THE MAN AS THE SOLE PROVIDER FOR THE FAMILY, WOMEN IN WORKFORCE, AND THE SOCIAL NUANCES IN BETWEEN

THE MAN AS THE SOLE PROVIDER FOR THE FAMILY, WOMEN IN WORKFORCE, AND THE SOCIAL NUANCES IN BETWEEN

For most of written history, agriculture was the chief human occupation, and heavy physical labour was not confined to men. Women performed physically demanding chores such as grinding grain by hand in a stone quern, drawing and carrying water, gathering wood, and churning milk to make butter. Generally, any respite from these tasks would occur only when a woman gave birth.

The Industrial Revolution changed the work situation for both men and women. Whereas the hearth and home had been the centre of production and family life, industrialization changed the locus of work from home to factory. The role of women in the family workforce did not change overnight, however, for at first many families worked together in factories as teams.

Not until the mid-19th century did the role of the male as the “good provider” emerge, with women taking over most household and domestic tasks. This transition may have stemmed from a growing humanitarian protest against the harsh treatment of women and children in the early factory system. Legislation—most notably in Britain—raised the minimum age for child labour in factories, set limits on the working hours of women and children, and barred them from certain dangerous and heavy occupations. Thus, women engaged primarily in domestic tasks such as child care while the men went out to work. Being the sole wage earner in the family reinforced the man’s traditional position as the head of the family.

The traditional role of the housewife (whose chief pursuits were motherhood and domesticity) persisted throughout the 19th century and well into the 20th. The advent of electric power near the close of the 19th century brought labour-saving devices such as washing machines and vacuum cleaners into the home. Although they freed the housewife from some drudgery, these innovations did little to lessen the amount of time she spent on household duties.

Social and economic developments were the critical agents that changed the nature of women’s work. For example, the growth of public education increased the demand for more teachers, and growing industrial and commercial enterprises required more office workers and salespeople. Whereas men had previously performed teaching and clerical tasks, employers found they could hire women for these occupations—at lower salaries.

Differences in pay between the sexes were based largely on the assumption that men had to be paid enough to support a family. Moreover, most women who entered the workforce in the United States before World War II were single and did not have families to support; hence, they could be paid lower wages. This inequality in men’s and women’s pay scales, even for equal work, still exists.

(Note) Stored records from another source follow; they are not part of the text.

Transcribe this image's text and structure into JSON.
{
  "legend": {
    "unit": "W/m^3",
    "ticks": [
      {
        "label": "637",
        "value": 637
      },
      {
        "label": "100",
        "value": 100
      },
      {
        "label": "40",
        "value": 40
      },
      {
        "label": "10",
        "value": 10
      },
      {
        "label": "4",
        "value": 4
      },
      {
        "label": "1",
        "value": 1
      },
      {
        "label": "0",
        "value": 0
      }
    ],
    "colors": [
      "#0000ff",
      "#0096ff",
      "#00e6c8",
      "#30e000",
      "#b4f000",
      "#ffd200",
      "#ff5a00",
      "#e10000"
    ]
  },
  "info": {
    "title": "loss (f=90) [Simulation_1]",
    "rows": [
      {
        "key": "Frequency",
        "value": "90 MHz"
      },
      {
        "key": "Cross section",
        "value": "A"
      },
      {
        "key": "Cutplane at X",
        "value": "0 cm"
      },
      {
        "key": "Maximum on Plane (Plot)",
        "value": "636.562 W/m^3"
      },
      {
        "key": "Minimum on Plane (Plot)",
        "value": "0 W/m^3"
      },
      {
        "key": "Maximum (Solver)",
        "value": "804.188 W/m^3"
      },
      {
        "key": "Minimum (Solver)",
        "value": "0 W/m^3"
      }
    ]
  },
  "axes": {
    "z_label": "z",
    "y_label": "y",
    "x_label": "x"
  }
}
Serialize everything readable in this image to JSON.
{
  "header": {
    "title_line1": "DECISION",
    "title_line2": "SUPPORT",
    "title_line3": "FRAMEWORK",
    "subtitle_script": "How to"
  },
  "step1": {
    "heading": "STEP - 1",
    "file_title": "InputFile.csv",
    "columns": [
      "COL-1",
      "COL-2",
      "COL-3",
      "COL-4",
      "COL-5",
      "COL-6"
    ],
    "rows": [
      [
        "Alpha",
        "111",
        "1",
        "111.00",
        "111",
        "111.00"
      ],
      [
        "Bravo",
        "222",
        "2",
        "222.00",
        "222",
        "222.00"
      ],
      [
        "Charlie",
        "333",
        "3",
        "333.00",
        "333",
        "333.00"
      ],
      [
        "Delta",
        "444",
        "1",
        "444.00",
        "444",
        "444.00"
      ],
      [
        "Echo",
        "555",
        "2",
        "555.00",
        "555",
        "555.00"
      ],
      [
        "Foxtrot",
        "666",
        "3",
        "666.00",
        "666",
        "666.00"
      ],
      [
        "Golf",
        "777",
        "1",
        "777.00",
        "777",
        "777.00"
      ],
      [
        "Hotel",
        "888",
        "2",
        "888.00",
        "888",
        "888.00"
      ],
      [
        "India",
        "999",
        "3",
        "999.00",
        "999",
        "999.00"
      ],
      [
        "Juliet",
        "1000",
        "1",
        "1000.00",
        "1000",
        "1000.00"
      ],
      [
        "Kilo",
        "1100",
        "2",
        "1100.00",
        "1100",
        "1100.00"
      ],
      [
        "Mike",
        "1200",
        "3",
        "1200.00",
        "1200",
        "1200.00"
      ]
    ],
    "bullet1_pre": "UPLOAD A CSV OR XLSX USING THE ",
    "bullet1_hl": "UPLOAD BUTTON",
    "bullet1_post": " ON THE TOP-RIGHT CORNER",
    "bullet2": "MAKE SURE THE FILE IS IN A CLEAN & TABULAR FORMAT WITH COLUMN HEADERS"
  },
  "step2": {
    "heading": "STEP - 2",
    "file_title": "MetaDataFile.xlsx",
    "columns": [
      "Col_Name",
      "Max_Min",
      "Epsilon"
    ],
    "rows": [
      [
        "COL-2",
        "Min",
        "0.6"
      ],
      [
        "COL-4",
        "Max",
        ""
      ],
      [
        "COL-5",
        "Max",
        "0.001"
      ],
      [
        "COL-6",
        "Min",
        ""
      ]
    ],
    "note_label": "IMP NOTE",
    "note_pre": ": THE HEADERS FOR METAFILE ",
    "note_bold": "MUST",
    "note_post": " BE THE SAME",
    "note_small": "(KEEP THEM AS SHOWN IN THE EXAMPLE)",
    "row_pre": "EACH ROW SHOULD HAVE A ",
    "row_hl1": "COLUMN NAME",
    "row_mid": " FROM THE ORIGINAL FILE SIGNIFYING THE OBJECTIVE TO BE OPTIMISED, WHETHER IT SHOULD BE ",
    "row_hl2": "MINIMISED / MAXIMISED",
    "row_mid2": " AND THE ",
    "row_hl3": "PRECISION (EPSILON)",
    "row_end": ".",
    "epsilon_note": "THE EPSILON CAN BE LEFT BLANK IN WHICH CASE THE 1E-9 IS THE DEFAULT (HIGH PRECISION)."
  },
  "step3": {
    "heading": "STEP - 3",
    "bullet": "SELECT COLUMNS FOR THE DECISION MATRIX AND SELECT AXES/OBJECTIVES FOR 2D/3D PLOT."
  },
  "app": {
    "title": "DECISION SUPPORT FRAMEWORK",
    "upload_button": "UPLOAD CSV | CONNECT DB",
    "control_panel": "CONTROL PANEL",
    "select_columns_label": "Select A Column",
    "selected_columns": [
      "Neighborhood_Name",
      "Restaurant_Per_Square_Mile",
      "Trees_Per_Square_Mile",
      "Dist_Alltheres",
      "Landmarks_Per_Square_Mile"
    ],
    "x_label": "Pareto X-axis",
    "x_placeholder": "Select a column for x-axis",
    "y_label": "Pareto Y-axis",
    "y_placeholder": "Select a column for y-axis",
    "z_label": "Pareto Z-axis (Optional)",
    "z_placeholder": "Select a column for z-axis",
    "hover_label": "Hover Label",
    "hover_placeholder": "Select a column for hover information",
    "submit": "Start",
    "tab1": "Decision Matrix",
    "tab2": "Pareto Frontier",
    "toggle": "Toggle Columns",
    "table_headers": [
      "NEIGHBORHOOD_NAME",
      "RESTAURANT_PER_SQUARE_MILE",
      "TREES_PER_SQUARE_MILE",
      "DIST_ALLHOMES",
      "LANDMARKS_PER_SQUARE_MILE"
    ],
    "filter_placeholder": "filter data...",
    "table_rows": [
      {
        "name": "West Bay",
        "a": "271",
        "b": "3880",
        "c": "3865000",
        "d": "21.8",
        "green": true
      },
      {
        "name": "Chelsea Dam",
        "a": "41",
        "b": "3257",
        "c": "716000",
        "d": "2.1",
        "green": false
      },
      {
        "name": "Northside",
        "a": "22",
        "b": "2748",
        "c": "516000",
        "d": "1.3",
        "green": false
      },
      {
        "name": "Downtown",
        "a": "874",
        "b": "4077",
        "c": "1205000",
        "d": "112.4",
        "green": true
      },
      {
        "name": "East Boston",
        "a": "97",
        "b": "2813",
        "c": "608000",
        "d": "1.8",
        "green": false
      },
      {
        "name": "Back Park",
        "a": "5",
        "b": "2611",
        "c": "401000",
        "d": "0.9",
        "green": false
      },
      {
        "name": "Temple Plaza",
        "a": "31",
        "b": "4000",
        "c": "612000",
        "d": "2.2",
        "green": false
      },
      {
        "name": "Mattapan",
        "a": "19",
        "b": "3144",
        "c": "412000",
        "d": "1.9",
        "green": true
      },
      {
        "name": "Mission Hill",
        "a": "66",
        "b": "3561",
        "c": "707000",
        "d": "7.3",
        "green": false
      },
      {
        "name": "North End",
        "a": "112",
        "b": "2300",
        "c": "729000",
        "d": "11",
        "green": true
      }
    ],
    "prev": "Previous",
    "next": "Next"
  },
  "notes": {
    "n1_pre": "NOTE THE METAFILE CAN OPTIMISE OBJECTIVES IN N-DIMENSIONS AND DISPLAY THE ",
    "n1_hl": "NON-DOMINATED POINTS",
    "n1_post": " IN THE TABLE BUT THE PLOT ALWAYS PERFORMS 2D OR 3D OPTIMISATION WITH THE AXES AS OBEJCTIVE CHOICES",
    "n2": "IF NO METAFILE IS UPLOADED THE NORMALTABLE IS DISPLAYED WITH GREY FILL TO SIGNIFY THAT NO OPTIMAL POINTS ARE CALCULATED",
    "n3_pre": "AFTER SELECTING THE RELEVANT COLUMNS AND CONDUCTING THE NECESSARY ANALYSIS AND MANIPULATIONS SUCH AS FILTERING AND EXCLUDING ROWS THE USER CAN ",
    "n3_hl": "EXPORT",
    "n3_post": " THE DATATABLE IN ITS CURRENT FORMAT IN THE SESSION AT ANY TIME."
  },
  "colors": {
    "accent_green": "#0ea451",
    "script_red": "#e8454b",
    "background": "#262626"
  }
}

Many working women performed tasks closely related to their traditional household work. When clothes were less often made at home but purchased ready-made at stores, for example, women were hired as seamstresses in the clothing industry.

Even after national emergencies such as the World Wars, during which women were encouraged to take manufacturing jobs to replace the men who were in military service, women returned to housekeeping or to traditionally female occupations such as office work and nursing.

In the 1970s married women began entering the labour force in great numbers, and the strict segregation of women into certain occupations began to lessen somewhat as new opportunities arose for female workers in traditionally male occupations. New technology has meant that many tasks that once required heavy physical exertion, and hence were restricted to men, can now be performed simply by pushing buttons. Operating a bulldozer, for instance, does not need muscle power so much as alertness, judgment, and coordination—qualities as plentiful in women as in men. Nevertheless, the entrance of women into occupations formerly the province of men proved to be slower than expected.

This persistent occupational segregation by sex is largely responsible for sizable differences in rates of pay that still exist. It would appear that, although rapid technological progress has enabled women in highly industrialized countries to cast off certain traditional roles, technological determinism—or technological rationality—does not always prevail over cultural views and social practices inherited from the past.


Source: Britannica

Please note that I didn't write this


What comes to mind after reading this?

Ann Bustamante

Environmental and Sustainability Specialist

12 个月

People used to be in groups for survival. The myth of 'sole' provider is a myth. Evolutionary anthropology demonstrates a theory of male territory guarding, where makes guard a territory with resources where they allow their group to be. That is it really. While women have been busy nurturing in the past, now they must reduce this and act as men while resources become scarce. I'm sorry this is a very long post. I don't usually post like this. I happened to be in the middle of writing an essay on it. Use what you wish. I'm happy to converse. But that is about it for now.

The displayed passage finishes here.